All of these yoga texts happened to be originally scripted in Sanskrit. Hence, in a yoga class, the words we hear originate directly from these ancient texts of yoga.
The 10 most common Sanskrit yoga terms used in class include:
What Namaste really means
For those who have been attending yoga classes, you might be aware that every practice ends with the teacher joining both hands together, positioning them in front of the torso or between the two eyes (the third eye), and then saying the word Namaste.
This word (in Sanskrit) possesses a deeper significance and meaning.
Namaste, as a gesture, symbolizes the belief that within each individual exists a divine ember, situated in the heart chakra.
To understand the definition of this word more clearly, it can be simply broken into three parts:
1. Nama: to bow
2. As: I
3. Te: you
Combining these three parts, the literal meaning of this word can be derived as: “I bow to you.”
The word Namaste signifies a deep sense of respect. In India, the gesture itself is enough to denote the word without it being spoken.
How to make the gesture of Namaste
Performing Namaste is simple. At the heart chakra, keep your hands placed together, and with eyes closed, bow your head.

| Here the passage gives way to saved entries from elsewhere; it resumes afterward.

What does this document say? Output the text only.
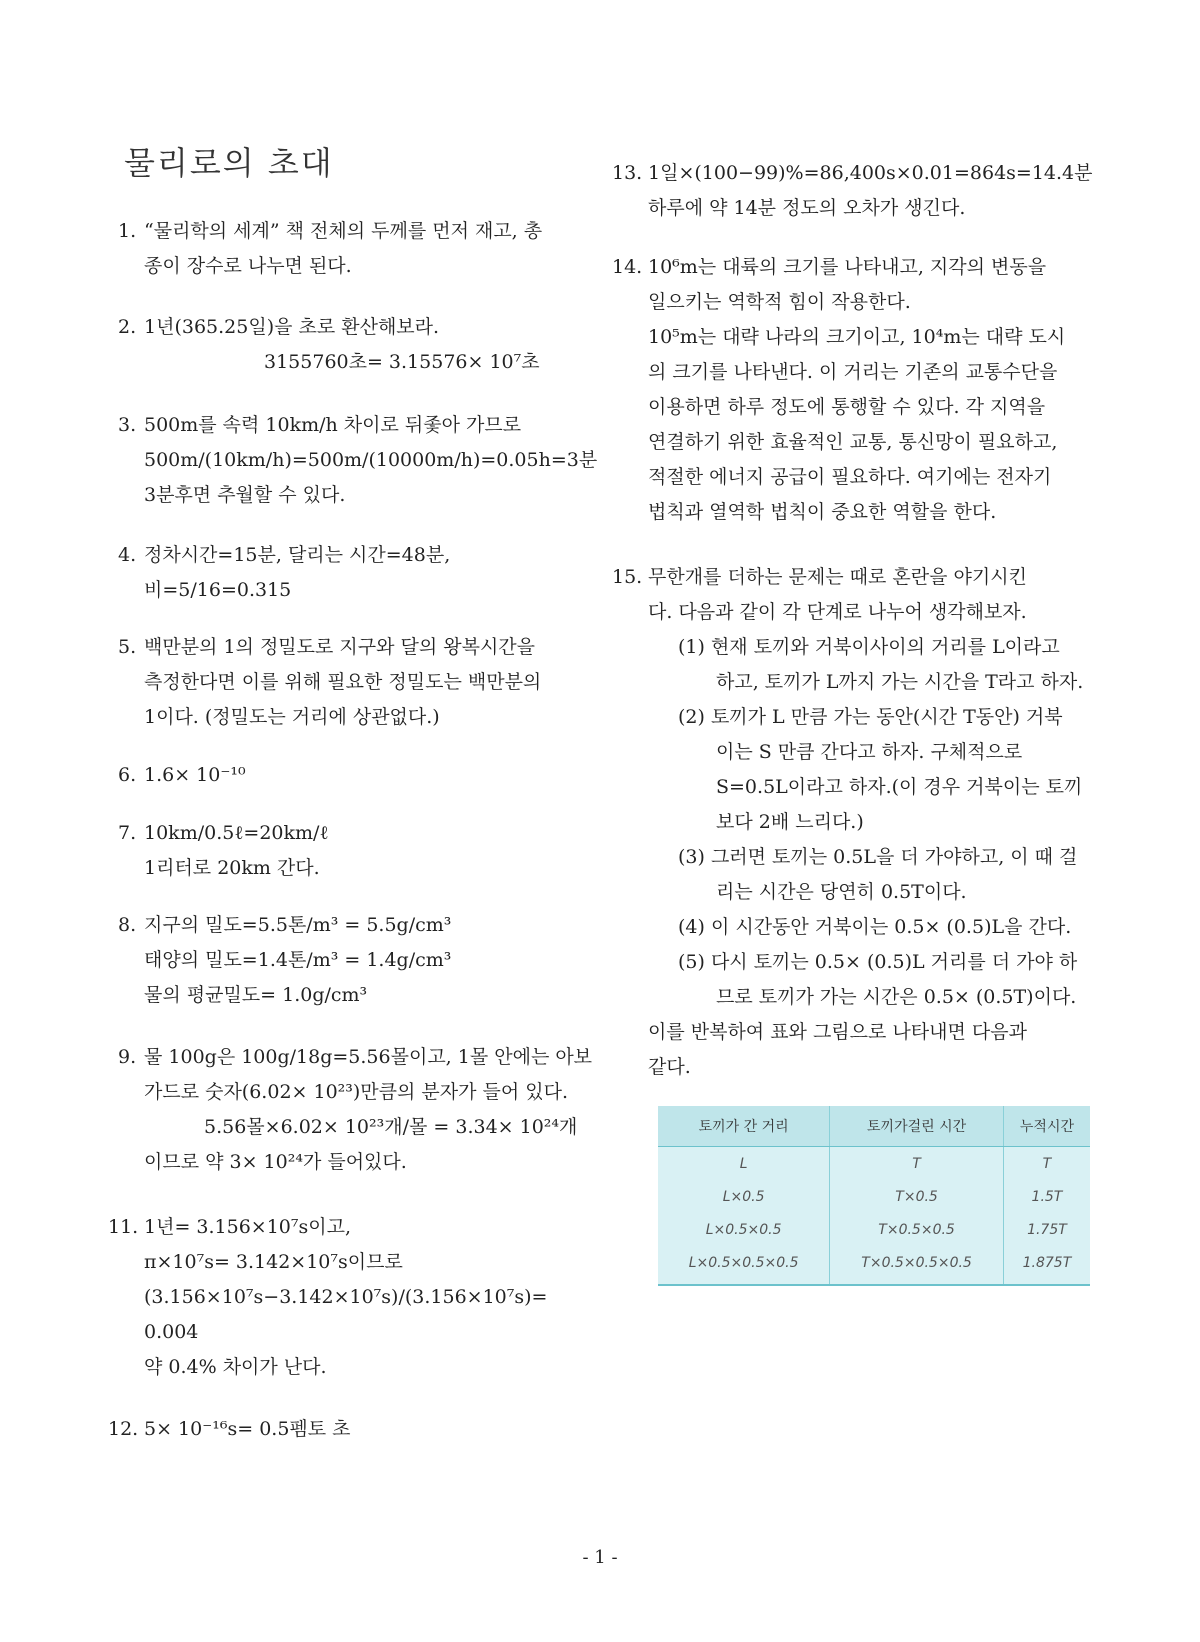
물리로의 초대
1. “물리학의 세계” 책 전체의 두께를 먼저 재고, 총
종이 장수로 나누면 된다.
2. 1년(365.25일)을 초로 환산해보라.
3155760초= 3.15576× 10⁷초
3. 500m를 속력 10km/h 차이로 뒤좇아 가므로
500m/(10km/h)=500m/(10000m/h)=0.05h=3분
3분후면 추월할 수 있다.
4. 정차시간=15분, 달리는 시간=48분,
비=5/16=0.315
5. 백만분의 1의 정밀도로 지구와 달의 왕복시간을
측정한다면 이를 위해 필요한 정밀도는 백만분의
1이다. (정밀도는 거리에 상관없다.)
6. 1.6× 10⁻¹⁰
7. 10km/0.5ℓ=20km/ℓ
1리터로 20km 간다.
8. 지구의 밀도=5.5톤/m³ = 5.5g/cm³
태양의 밀도=1.4톤/m³ = 1.4g/cm³
물의 평균밀도= 1.0g/cm³
9. 물 100g은 100g/18g=5.56몰이고, 1몰 안에는 아보
가드로 숫자(6.02× 10²³)만큼의 분자가 들어 있다.
5.56몰×6.02× 10²³개/몰 = 3.34× 10²⁴개
이므로 약 3× 10²⁴가 들어있다.
11. 1년= 3.156×10⁷s이고,
π×10⁷s= 3.142×10⁷s이므로
(3.156×10⁷s−3.142×10⁷s)/(3.156×10⁷s)=
0.004
약 0.4% 차이가 난다.
12. 5× 10⁻¹⁶s= 0.5펨토 초
13. 1일×(100−99)%=86,400s×0.01=864s=14.4분
하루에 약 14분 정도의 오차가 생긴다.
14. 10⁶m는 대륙의 크기를 나타내고, 지각의 변동을
일으키는 역학적 힘이 작용한다.
10⁵m는 대략 나라의 크기이고, 10⁴m는 대략 도시
의 크기를 나타낸다. 이 거리는 기존의 교통수단을
이용하면 하루 정도에 통행할 수 있다. 각 지역을
연결하기 위한 효율적인 교통, 통신망이 필요하고,
적절한 에너지 공급이 필요하다. 여기에는 전자기
법칙과 열역학 법칙이 중요한 역할을 한다.
15. 무한개를 더하는 문제는 때로 혼란을 야기시킨
다. 다음과 같이 각 단계로 나누어 생각해보자.
(1) 현재 토끼와 거북이사이의 거리를 L이라고
하고, 토끼가 L까지 가는 시간을 T라고 하자.
(2) 토끼가 L 만큼 가는 동안(시간 T동안) 거북
이는 S 만큼 간다고 하자. 구체적으로
S=0.5L이라고 하자.(이 경우 거북이는 토끼
보다 2배 느리다.)
(3) 그러면 토끼는 0.5L을 더 가야하고, 이 때 걸
리는 시간은 당연히 0.5T이다.
(4) 이 시간동안 거북이는 0.5× (0.5)L을 간다.
(5) 다시 토끼는 0.5× (0.5)L 거리를 더 가야 하
므로 토끼가 가는 시간은 0.5× (0.5T)이다.
이를 반복하여 표와 그림으로 나타내면 다음과
같다.
토끼가 간 거리	토끼가걸린 시간	누적시간
L	T	T
L×0.5	T×0.5	1.5T
L×0.5×0.5	T×0.5×0.5	1.75T
L×0.5×0.5×0.5	T×0.5×0.5×0.5	1.875T
- 1 -
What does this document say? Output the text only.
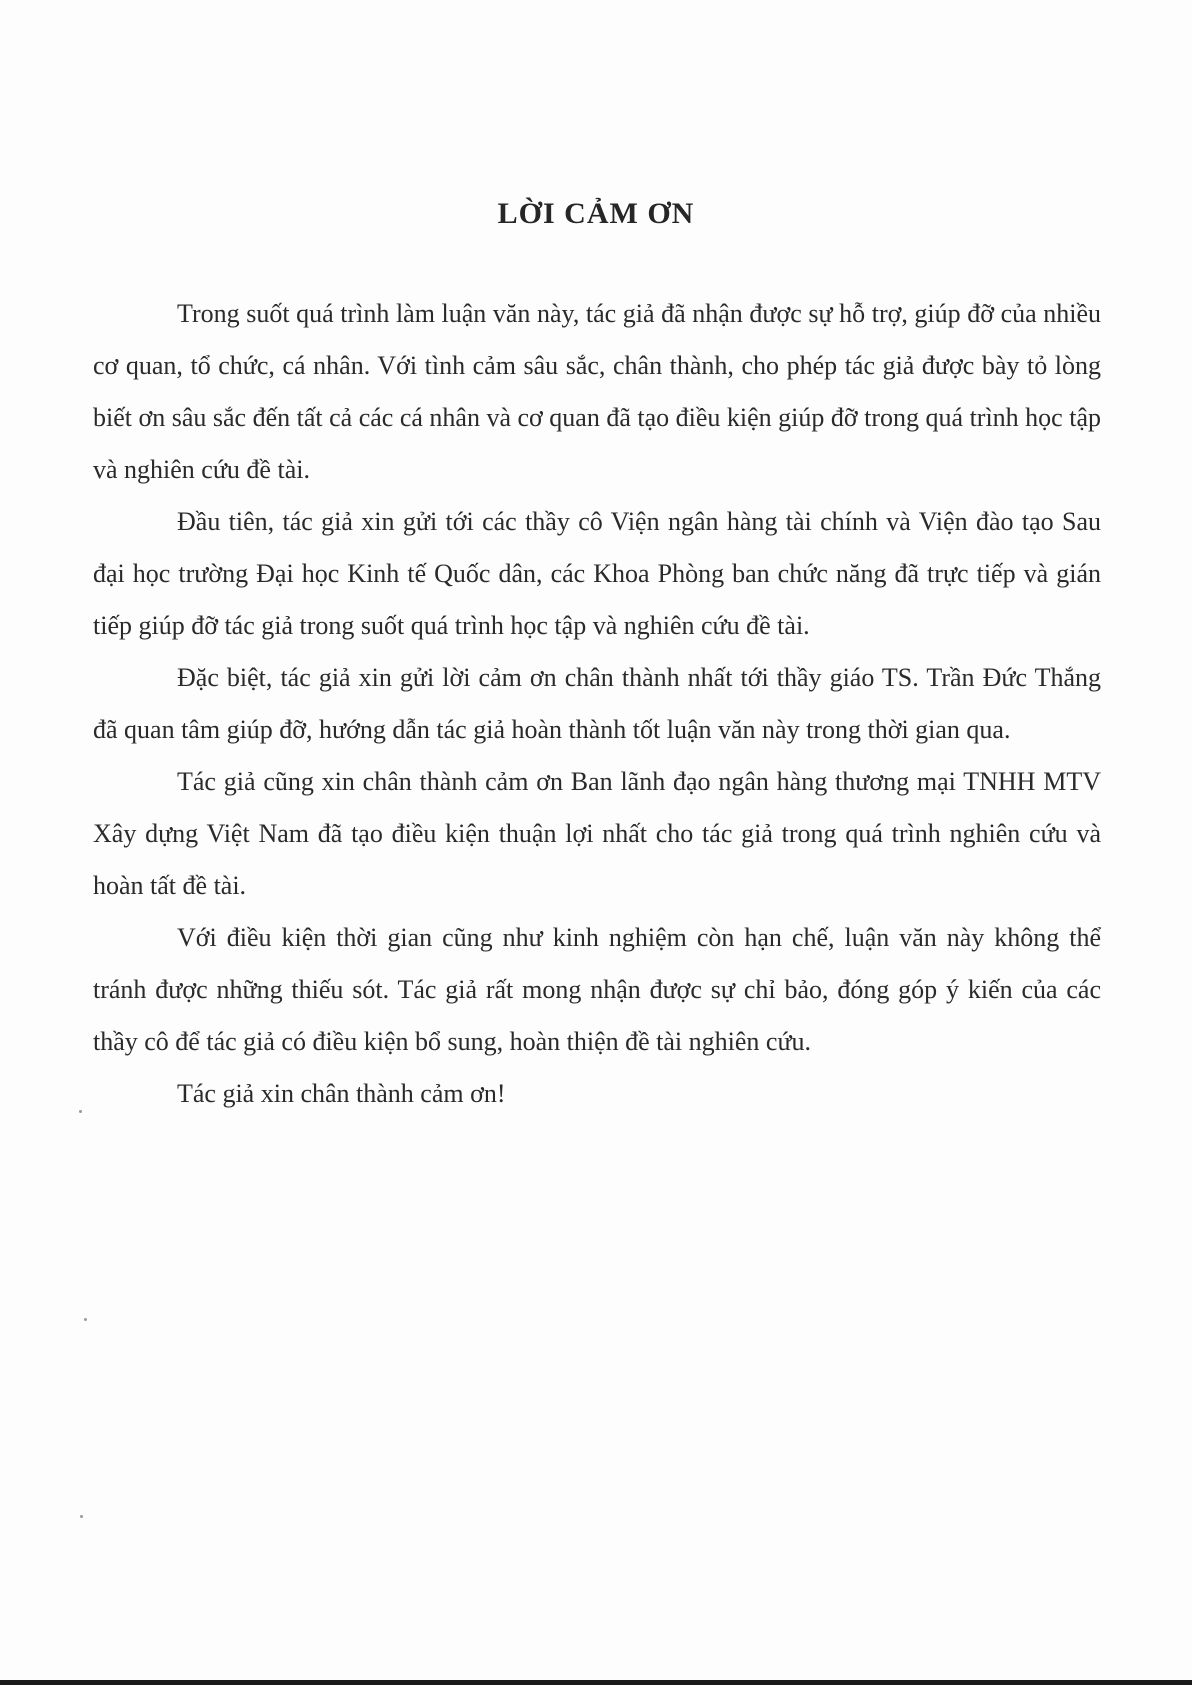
LỜI CẢM ƠN

Trong suốt quá trình làm luận văn này, tác giả đã nhận được sự hỗ trợ, giúp đỡ của nhiều cơ quan, tổ chức, cá nhân. Với tình cảm sâu sắc, chân thành, cho phép tác giả được bày tỏ lòng biết ơn sâu sắc đến tất cả các cá nhân và cơ quan đã tạo điều kiện giúp đỡ trong quá trình học tập và nghiên cứu đề tài.

Đầu tiên, tác giả xin gửi tới các thầy cô Viện ngân hàng tài chính và Viện đào tạo Sau đại học trường Đại học Kinh tế Quốc dân, các Khoa Phòng ban chức năng đã trực tiếp và gián tiếp giúp đỡ tác giả trong suốt quá trình học tập và nghiên cứu đề tài.

Đặc biệt, tác giả xin gửi lời cảm ơn chân thành nhất tới thầy giáo TS. Trần Đức Thắng đã quan tâm giúp đỡ, hướng dẫn tác giả hoàn thành tốt luận văn này trong thời gian qua.

Tác giả cũng xin chân thành cảm ơn Ban lãnh đạo ngân hàng thương mại TNHH MTV Xây dựng Việt Nam đã tạo điều kiện thuận lợi nhất cho tác giả trong quá trình nghiên cứu và hoàn tất đề tài.

Với điều kiện thời gian cũng như kinh nghiệm còn hạn chế, luận văn này không thể tránh được những thiếu sót. Tác giả rất mong nhận được sự chỉ bảo, đóng góp ý kiến của các thầy cô để tác giả có điều kiện bổ sung, hoàn thiện đề tài nghiên cứu.

Tác giả xin chân thành cảm ơn!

Namaste between teacher and student
Between a guru and shishya (teacher and student), Namaste draws them together toward timelessness and a point of connection, freeing them from the clutches of ego. When performed with depth and feeling, and with surrendering of the mind, a profound amalgamation of the spirits blossoms.
Difference between Namaste and Om
While Om is used to express the infinite marvel of the earth, Namaste is used more as a form of greeting or as a gesture of “thank you,” passed from a yogi to another. Thus, Namaste is more of a salutation, while Om is a highly sacred word that relates to the higher and deeper force in the universe.
Namaste: how to pronounce the word correctly
If you haven’t heard this word being properly pronounced before, then you may have pronounced it yourself as “nah-mast-ee”—a common way of mispronouncing the word for the first timers. In reality, the correct pronunciation of this word is “nah-mah-stay.”
Some interesting facts about Namaste
1. In countries like India, Namaste is a popular form of cultural practice. It is used as a way of saying of “good day” or “greetings.”
2. As opposed to a handshake or an embrace or a form of kissing, which is seen in some other cultures, Namaste is a different form that denotes a more respectful, “non-contact” way of greeting that has a universal application when one meets people of varying age, status, or gender.
3. It is unfortunate, however, that the origin of the word is yet unknown, in spite of it being used for multiple purposes throughout the years. As per some, it might have been used as a mark of complete submission from an individual toward another and as an acknowledgement of respect toward elders.
4. Namaste is popular in Nepal too where you might have spotted this gesture if you have ever visited that part of the globe.
5. Namaste is used by Buddhists as a mark of the respect that they have for each other.
6. Namaste is used by the Hindus as a mark of offering or worship to a deity.
7. Instead of using this particular word, sometimes the phrase “Namo vah” may also be used, which carries a similar meaning. However, it’s mostly used in case of three or more individuals wanting to show respect for the divine that is in each other.
8. Namaste has its other versions too as used by other cultures, such as the Japanese who use “Gassho” when they shake hands.
In the West, you may have heard the word Namaste at the beginning (and the end) of a yoga or meditation session.
When Namaste can be incorporated in one’s class
Ideally, a typical yoga class begins and ends with saying Namaste. Most of the time, you might find the word being said when the mind is not as much active and the room radiates greater peaceful vibes.
Namaste is initiated by the teacher as a gesture of respect and gratitude toward their own mentors and students. This word encourages students to bond with their roots and thus allow the truth out—the truth that believes in oneness of all.